Um tribunal alemão decidiu que o Google é legalmente responsável pelas imprecisões dos seus AI Overviews, os resumos que o buscador gera acima dos links azuis. A defesa do Google foi a mesma que todo fornecedor invoca: o usuário deveria verificar o resultado por conta própria. O tribunal rejeitou. Segundo a análise de Bruce Schneier, os juízes chamaram os resumos de “uma expressão das atividades comerciais do Google”. A empresa que publicou a resposta responde pela resposta.

Essa frase é a história inteira para quem coloca agentes na frente do cliente. O sistema jurídico começou a tratar as afirmações de uma IA como afirmações de quem a opera. Não do fornecedor do modelo. Não do usuário. Suas.

A mitigação padrão para alucinação tem sido uma linha de letra miúda: “gerado por IA, pode conter erros, verifique de forma independente.” Funciona como transferência de responsabilidade. A empresa emite uma resposta confiante e joga o custo de estar errada sobre quem lê.

A decisão alemã trata essa transferência como nula. Se você opera o sistema, apresenta o resultado como uma resposta e lucra com o engajamento que ele gera, o resultado é uma afirmação sua. Uma nota de rodapé não converte uma alegação publicada no projeto de pesquisa do cliente.

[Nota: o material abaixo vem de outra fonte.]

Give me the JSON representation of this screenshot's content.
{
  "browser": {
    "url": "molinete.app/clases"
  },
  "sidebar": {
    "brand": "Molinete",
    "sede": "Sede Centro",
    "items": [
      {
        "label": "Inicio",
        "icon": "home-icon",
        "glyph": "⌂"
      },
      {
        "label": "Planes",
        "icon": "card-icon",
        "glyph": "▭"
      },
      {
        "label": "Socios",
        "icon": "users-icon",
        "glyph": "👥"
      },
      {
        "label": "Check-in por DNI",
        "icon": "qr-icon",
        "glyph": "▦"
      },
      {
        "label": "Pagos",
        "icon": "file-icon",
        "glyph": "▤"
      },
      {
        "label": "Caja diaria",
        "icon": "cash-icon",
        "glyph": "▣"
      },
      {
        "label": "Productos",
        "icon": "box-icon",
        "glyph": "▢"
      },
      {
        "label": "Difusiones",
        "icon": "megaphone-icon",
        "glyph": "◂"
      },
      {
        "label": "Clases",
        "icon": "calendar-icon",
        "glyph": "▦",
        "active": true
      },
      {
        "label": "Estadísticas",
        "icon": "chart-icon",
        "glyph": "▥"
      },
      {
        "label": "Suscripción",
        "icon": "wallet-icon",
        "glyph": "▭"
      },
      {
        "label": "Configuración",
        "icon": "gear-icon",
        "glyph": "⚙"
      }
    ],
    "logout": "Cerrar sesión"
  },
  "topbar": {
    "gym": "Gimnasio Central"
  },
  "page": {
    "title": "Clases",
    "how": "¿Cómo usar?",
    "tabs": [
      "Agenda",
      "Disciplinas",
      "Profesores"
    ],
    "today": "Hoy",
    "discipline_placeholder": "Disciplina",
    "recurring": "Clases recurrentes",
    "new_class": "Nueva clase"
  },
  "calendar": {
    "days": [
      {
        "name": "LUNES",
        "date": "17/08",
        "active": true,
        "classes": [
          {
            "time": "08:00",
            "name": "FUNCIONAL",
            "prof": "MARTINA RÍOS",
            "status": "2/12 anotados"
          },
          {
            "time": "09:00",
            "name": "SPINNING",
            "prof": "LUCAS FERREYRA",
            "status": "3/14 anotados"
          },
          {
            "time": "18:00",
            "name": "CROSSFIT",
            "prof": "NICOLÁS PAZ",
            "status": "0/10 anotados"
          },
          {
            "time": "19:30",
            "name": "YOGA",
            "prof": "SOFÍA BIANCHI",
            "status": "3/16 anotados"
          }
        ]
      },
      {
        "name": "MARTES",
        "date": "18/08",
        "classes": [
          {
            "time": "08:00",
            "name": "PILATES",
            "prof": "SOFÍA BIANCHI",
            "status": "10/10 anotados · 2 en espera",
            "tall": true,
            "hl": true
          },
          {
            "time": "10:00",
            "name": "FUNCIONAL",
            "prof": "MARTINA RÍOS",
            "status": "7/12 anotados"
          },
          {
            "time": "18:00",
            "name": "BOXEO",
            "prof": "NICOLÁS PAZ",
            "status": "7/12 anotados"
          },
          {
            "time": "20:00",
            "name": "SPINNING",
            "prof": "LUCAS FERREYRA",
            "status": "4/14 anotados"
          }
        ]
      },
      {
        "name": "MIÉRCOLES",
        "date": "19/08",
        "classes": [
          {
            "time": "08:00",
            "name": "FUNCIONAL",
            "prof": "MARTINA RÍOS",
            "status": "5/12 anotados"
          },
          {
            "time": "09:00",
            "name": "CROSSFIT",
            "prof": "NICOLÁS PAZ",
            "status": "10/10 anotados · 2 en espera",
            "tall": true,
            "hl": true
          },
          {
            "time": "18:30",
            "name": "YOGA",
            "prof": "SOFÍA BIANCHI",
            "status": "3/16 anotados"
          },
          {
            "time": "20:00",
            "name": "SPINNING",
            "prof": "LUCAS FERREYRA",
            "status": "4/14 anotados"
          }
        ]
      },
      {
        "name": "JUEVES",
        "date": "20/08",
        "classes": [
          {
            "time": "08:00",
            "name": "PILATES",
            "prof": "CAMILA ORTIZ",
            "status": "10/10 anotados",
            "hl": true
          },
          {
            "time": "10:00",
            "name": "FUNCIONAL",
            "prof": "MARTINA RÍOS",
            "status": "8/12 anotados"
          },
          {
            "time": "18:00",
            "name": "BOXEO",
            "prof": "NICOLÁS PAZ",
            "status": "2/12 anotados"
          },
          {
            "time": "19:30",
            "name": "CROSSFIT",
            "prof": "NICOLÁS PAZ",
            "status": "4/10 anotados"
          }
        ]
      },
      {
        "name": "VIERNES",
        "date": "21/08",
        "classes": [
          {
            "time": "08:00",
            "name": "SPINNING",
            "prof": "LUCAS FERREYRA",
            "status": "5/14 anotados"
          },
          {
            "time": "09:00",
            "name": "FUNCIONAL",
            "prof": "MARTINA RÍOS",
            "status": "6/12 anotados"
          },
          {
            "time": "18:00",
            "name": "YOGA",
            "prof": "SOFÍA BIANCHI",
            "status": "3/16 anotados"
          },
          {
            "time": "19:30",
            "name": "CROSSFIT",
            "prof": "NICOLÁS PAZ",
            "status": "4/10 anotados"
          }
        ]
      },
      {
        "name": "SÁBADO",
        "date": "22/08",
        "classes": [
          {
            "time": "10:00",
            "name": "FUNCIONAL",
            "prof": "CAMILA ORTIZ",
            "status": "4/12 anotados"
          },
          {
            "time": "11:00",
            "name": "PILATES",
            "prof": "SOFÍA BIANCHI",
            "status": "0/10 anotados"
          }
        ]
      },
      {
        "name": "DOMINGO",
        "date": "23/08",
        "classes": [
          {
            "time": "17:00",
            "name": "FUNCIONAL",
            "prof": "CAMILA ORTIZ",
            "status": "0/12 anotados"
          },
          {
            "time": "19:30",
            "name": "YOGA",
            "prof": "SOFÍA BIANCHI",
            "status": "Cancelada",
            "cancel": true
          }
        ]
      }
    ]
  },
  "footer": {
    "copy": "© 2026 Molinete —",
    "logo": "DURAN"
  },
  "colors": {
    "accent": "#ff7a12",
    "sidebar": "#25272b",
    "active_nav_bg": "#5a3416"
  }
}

Schneier resume o ponto mais profundo sem rodeios: “Qualquer empresa que não defende as afirmações que seus agentes fazem, sejam humanos ou IA, não merece o tempo nem o dinheiro dos usuários.” O ponto é comercial, antes de ser jurídico. Um negócio cujas respostas vêm com uma negação embutida de responsabilidade está dizendo ao cliente que as respostas não são confiáveis. O aviso e o produto se desmentem.

A taxa de erro não é arredondamento

Os AI Overviews do Google carregam uma taxa de erro de cerca de 10 por cento, segundo o texto de Schneier. Diante do volume da plataforma, a abstração desaba em algo físico. Com aproximadamente 5 trilhões de buscas por ano, uma taxa de erro de 10 por cento produz na ordem de 16 mil resumos errados a cada segundo.

A escala transforma esse percentual em número de operação. Se o seu agente responde perguntas de clientes em qualquer volume relevante, uma taxa de erro de 5 a 10 por cento se torna um fluxo de afirmações erradas que você publica continuamente, cada uma agora carregando responsabilidade potencial. O volume que torna a IA atraente é o mesmo que transforma a taxa de erro em item de balanço.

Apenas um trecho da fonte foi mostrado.